J’adore la façon dont vous avez commencé cette réponse — ça me rappelle les mémoires de Barbra Streisand, où elle citait des éloges du *New York Times* en s’étonnant des compliments.

Je ne veux pas paraître narcissique, mais j’ai beaucoup appris sur mon art en lisant les critiques. Parfois, je ne comprends pas pourquoi le public réagit d’une certaine manière, mais quand un critique l’exprime parfaitement, tout s’éclaire. Ensuite, je peux approfondir cet aspect. Je sais que lire les critiques est risqué — peut-être que je ne devrais pas — mais quand quelqu’un **saisit vraiment** mon intention, c’est incroyablement gratifiant.

Avec *Drag Race*, vous êtes entrée dans l’un des milieux les plus scrutés qui soient. Pas étonnant que vous ayez dû apprendre à gérer les critiques.

J’ai aussi étudié aux Beaux-Arts — à la Cornish College de Seattle — où les critiques et retours faisaient partie intégrante du processus. Un jour, lors d’une dispute avec un ami, j’ai lancé : **« On a tous des jours sans au travail — sauf que les miens se passent parfois devant un public et finissent dans les journaux. »** À l’époque, j’avais du mal à accepter que tout ce que je créais ne fonctionne pas parfaitement. Il faut en tirer des leçons. Si vous ne vous entourez que de gens qui disent “oui” sans jamais être honnêtes, vous perdez le contact. C’est comme ça que les artistes s’effacent — ils n’écoutent plus quand quelque chose ne marche pas.

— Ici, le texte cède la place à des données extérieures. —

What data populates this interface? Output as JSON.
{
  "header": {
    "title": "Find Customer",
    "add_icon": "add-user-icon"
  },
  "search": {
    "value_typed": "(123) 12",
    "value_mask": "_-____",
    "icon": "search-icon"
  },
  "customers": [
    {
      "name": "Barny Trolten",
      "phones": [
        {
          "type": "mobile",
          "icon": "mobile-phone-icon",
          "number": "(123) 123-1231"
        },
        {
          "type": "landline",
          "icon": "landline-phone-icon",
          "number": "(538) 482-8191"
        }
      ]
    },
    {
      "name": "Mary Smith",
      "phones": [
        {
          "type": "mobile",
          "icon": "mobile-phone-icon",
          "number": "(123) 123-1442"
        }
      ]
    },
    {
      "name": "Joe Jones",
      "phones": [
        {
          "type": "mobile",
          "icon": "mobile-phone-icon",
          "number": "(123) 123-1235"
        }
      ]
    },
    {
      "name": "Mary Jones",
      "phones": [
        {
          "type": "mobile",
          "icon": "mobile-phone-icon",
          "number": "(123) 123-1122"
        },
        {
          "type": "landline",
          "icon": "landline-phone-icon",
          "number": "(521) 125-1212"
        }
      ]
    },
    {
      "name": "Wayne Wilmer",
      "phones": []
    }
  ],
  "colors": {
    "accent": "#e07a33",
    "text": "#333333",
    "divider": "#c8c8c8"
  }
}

En touchant un public plus large, ressentez-vous une pression à incarner “Jinkx” ? Par exemple, ici, vous ne jouez pas en tant que Hera. Je m’interroge sur le lien entre votre personnage, votre personnalité, votre nom et votre identité scénique. Comment restez-vous ancrée ?

Longtemps, j’ai lutté avec cette question, et je n’ai toujours pas de réponse parfaite. Ce que j’ai compris, c’est que Jinkx était autrefois un personnage que j’enfilais et laissais sur scène. Maintenant, elle est davantage une extension de moi-même. J’ai d’autres personnages qui ne m’habitent pas comme elle. Elle est mon Super Saiyan, mon Megazord — moi à pleine puissance, avec la perruque, le maquillage, le corset et les talons. Maintenant que je transitionne et m’exprime au féminin au quotidien, Jinkx n’est plus juste les accessoires ; c’est la transformation totale, comme Sailor Moon prête au combat.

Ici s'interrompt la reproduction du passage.